Toujours plus loin? Pourquoi pas! «Parlons de l’influence vibratoire ou de nouvelles recherches en géobiologie!» Gilbert Sonnay creuse sans limites. On le sent qui frémit en parlant des champs de recherches possibles dans des domaines qui selon lui s’ouvrent à peine. «L’eau dynamisée, l’eau énergisée, la mémoire de l’eau...»

La structure commerciale actuelle comprend Sonatec Suisse, qui sera transformée en société pour les entretiens et installations, au profit de sociétés de distribution cantonales. Sonatec inter Sàrl distribue le matériel technique et les produits fabriqués avec ses périphériques. Une entité baptisée Kallo 3S SA est préparée pour la production future. Des grossistes, partenaires associés à terme dans trois régions, à savoir les cantons de Vaud, de Fribourg, du Valais, de Genève, de Neuchâtel et du Jura. Aujourd’hui, Sonatec comprend un collaborateur s’occupant de la région vaudoise, une associée pour les cantons de Fribourg et du Valais, et un collaborateur pour le canton de Genève. En plus, une secrétaire est responsable de la comptabilité et des offres.
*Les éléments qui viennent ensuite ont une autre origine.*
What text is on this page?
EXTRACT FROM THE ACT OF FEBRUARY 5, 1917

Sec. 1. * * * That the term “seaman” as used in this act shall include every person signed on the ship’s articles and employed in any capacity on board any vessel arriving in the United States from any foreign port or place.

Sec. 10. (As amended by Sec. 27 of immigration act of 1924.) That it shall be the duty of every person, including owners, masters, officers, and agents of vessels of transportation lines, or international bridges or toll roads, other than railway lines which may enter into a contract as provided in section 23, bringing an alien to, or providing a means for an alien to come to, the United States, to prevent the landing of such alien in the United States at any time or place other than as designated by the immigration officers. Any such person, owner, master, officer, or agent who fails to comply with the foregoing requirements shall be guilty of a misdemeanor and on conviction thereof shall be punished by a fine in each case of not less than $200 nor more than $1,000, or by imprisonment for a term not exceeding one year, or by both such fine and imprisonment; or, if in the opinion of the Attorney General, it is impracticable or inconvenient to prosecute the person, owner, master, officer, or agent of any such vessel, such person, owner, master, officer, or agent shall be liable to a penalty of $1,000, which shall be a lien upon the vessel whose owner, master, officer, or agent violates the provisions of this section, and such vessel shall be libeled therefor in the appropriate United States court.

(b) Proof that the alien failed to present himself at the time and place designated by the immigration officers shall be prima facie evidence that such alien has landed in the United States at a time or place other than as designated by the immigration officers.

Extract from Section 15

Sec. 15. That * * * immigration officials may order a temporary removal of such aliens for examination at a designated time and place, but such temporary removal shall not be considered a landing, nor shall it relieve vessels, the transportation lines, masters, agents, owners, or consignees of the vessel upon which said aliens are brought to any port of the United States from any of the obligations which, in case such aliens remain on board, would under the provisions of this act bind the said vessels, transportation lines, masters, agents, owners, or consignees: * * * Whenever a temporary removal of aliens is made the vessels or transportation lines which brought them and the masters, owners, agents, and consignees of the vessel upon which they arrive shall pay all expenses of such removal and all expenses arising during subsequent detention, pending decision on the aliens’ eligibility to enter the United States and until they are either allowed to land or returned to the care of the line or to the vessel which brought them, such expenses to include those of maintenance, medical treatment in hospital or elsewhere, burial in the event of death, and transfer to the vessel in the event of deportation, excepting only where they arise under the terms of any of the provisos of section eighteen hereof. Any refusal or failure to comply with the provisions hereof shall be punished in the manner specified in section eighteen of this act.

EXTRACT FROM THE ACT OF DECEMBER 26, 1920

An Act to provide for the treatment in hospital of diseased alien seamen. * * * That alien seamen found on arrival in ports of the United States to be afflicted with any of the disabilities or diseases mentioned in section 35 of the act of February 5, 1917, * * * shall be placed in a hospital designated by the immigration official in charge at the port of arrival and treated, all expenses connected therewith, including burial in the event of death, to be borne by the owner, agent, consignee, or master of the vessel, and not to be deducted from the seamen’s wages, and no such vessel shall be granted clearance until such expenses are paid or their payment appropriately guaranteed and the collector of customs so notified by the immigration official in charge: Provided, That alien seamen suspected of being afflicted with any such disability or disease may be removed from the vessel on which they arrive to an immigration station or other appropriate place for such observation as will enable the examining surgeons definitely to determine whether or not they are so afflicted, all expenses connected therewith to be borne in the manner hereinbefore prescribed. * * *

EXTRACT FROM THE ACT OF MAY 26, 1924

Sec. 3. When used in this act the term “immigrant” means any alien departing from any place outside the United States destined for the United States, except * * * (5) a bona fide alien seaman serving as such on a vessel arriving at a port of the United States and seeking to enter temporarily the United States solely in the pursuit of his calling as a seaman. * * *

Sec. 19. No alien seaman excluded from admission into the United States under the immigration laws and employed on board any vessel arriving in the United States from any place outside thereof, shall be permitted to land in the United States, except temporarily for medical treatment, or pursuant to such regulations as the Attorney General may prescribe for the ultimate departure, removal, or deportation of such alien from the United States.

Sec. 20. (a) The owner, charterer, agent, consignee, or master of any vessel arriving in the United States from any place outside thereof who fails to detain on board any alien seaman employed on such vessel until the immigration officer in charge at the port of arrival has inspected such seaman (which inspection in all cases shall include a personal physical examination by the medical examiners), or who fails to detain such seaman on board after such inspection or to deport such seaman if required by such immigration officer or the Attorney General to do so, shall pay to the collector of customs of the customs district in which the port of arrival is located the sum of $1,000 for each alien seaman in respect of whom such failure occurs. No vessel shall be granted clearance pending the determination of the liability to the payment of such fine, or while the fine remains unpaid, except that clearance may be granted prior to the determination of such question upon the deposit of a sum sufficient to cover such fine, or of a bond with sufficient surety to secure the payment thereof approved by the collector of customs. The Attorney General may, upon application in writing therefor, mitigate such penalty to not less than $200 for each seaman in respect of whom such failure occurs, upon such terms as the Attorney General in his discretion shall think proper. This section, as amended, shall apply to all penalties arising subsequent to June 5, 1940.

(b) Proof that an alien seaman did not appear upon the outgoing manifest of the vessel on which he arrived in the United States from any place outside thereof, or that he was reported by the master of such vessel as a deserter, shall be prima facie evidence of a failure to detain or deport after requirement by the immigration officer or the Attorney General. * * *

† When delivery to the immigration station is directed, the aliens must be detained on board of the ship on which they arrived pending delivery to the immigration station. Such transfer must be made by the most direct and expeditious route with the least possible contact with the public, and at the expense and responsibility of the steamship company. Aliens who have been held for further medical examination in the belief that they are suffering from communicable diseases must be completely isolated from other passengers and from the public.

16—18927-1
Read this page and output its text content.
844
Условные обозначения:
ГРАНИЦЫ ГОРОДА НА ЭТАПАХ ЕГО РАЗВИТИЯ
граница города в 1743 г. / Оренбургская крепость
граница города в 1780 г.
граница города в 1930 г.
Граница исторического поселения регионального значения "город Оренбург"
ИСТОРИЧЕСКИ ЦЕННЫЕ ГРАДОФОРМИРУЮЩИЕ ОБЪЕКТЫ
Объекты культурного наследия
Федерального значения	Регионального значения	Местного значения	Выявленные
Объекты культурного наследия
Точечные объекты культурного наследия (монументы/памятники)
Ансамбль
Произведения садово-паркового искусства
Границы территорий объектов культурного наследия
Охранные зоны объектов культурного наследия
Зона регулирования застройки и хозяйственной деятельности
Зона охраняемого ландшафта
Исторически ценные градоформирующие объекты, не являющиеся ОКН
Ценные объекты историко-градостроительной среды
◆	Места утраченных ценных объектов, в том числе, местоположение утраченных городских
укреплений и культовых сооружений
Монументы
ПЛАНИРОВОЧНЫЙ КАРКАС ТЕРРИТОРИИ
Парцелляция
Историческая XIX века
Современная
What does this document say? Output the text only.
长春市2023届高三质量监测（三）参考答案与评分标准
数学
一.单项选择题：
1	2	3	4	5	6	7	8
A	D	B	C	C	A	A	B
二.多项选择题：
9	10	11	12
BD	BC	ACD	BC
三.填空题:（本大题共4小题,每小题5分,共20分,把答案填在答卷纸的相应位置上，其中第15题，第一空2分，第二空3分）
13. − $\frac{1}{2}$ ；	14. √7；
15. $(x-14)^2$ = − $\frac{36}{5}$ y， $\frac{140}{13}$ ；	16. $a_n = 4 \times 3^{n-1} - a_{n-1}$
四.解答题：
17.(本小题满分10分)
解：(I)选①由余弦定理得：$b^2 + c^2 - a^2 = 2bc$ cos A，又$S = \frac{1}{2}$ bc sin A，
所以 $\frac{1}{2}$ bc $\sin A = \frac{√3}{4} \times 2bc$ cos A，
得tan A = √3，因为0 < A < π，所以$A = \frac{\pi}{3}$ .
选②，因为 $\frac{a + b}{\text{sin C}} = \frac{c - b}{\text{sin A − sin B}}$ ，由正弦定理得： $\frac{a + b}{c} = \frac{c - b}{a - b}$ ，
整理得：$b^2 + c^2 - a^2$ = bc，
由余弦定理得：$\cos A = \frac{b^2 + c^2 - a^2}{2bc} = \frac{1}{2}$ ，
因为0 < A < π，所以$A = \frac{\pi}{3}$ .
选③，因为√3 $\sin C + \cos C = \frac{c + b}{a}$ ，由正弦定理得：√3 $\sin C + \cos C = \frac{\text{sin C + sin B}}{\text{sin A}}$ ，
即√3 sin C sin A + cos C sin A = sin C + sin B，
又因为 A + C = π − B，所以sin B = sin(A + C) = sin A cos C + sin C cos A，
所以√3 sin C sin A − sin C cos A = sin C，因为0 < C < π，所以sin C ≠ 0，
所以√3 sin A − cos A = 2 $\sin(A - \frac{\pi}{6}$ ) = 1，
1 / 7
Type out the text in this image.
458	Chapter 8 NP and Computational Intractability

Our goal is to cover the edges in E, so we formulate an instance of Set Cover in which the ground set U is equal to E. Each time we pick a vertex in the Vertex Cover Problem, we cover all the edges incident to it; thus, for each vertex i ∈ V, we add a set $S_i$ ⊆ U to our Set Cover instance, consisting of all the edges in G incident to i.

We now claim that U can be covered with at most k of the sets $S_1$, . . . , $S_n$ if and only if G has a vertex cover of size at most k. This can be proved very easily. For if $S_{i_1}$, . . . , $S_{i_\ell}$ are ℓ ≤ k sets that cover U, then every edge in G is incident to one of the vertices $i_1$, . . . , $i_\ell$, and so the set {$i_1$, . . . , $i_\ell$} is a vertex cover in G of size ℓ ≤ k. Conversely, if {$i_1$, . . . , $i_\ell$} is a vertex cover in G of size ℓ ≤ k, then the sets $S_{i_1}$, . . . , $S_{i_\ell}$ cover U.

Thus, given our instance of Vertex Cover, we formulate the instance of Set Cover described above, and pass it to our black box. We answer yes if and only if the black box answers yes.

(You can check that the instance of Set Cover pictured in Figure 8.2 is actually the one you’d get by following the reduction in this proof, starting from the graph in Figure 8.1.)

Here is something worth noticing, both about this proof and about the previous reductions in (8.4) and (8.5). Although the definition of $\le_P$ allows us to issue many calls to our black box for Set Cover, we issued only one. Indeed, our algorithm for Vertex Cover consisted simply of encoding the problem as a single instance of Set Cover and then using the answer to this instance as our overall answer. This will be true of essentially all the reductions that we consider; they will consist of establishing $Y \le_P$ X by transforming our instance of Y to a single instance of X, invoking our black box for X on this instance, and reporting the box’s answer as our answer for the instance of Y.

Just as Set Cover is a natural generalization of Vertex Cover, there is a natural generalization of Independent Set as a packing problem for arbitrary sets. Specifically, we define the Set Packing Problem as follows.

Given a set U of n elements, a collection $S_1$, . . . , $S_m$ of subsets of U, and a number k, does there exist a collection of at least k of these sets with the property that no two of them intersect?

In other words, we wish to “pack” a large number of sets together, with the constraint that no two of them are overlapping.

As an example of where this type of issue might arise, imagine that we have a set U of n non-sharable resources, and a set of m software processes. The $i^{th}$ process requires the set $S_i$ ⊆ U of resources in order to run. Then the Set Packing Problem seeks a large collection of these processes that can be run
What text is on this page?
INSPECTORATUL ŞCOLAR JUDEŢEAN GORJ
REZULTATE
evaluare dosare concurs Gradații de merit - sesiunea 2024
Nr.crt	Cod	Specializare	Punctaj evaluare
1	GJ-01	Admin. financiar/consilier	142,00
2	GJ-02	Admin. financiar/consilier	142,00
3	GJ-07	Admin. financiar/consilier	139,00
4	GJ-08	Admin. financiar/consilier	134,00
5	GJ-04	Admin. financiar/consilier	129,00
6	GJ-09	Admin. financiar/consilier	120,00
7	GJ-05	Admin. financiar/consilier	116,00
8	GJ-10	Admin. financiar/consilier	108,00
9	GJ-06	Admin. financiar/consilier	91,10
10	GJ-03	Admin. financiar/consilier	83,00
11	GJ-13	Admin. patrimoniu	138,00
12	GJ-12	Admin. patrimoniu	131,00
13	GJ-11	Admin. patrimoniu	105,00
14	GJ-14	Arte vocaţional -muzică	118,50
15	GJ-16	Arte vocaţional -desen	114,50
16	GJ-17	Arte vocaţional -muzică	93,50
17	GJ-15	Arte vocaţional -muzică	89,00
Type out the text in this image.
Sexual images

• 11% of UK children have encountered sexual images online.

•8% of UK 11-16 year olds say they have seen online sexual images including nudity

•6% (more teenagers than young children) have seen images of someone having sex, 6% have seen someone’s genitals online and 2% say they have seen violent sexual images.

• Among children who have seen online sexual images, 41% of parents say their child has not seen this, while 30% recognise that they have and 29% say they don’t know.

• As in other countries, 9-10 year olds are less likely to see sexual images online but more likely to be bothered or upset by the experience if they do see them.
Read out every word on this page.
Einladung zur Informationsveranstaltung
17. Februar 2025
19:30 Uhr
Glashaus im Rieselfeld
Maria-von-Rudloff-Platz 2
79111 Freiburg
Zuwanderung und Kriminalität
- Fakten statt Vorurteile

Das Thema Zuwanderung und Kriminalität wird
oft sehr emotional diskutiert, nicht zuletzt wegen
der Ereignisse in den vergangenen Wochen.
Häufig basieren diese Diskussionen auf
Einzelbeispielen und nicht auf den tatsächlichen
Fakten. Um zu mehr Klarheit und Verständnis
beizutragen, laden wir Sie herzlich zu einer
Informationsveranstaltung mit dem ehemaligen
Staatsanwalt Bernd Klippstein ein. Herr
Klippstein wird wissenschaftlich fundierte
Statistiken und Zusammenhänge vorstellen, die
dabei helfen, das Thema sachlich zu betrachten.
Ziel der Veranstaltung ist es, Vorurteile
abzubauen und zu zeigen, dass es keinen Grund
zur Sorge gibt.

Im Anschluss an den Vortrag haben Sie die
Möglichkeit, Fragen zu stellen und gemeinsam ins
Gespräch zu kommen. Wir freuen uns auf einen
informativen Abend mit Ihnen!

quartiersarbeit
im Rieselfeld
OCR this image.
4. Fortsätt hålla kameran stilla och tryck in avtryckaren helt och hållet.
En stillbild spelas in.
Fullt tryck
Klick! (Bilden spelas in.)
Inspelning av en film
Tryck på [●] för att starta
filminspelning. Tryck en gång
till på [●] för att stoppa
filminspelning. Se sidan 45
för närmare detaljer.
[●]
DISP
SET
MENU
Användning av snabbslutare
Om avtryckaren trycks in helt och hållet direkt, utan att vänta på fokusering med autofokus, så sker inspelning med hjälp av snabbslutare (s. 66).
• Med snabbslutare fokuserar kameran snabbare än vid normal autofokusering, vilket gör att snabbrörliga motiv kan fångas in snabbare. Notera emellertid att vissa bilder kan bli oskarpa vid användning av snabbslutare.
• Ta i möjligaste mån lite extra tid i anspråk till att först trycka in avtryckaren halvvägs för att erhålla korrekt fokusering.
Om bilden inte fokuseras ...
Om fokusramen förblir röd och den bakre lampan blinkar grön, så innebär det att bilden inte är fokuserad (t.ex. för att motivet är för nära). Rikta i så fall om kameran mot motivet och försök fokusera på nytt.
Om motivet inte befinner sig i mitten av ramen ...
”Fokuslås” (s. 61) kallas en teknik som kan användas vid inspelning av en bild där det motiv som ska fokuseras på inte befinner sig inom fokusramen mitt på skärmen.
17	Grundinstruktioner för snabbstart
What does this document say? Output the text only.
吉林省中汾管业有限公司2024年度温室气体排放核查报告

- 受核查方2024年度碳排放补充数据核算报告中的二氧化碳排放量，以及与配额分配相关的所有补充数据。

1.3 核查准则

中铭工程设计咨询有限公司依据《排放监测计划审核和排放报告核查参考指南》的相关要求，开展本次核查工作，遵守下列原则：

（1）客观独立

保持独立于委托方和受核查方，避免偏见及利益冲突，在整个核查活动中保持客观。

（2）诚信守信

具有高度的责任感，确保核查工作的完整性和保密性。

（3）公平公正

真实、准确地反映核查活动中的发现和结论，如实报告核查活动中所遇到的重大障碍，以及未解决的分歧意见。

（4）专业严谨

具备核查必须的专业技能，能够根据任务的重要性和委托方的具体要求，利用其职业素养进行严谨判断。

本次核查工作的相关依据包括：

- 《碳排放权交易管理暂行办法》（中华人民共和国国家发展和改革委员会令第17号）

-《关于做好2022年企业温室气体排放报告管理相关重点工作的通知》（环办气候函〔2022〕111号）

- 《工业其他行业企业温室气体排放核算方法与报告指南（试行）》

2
Une autre collaboratrice gère les rendez-vous d’entretiens et les nouvelles installations. Enfin, le team est complété par deux monteurs, installés dans un atelier situé de l’autre côté de la ligne CFF à Lucens.

Aujourd’hui, Sonatec finit de mettre au point un adoucisseur d’eau sans sel et sans perte d’eau, qu’il s’apprête à commercialiser. Nouveautés et inventions ont été présentées dans différents salons. «Le Sonano Extrême a été couronné au Salon des Inventions de Genève en 2016 par un grand prix pour son originalité de purification d’eau à partir d’un concept portable pour l’intervention en cas de catastrophe, précise l’inventeur. En plus, un business-plan de 50 pages a été élaboré pour la recherche d’investisseurs, permettant une nouvelle relance économique, et mettre en place les chaînes de fabrication nécessitant une mise de fond importante.»

Des contacts ont été noués avec des investisseurs, mais tout est encore ouvert Trois prospects ont été rencontrés et le projet présenté en détail. Les recherches sur l’eau pure se poursuivent au jour le jour. C’est loin d’être un long fleuve tranquille!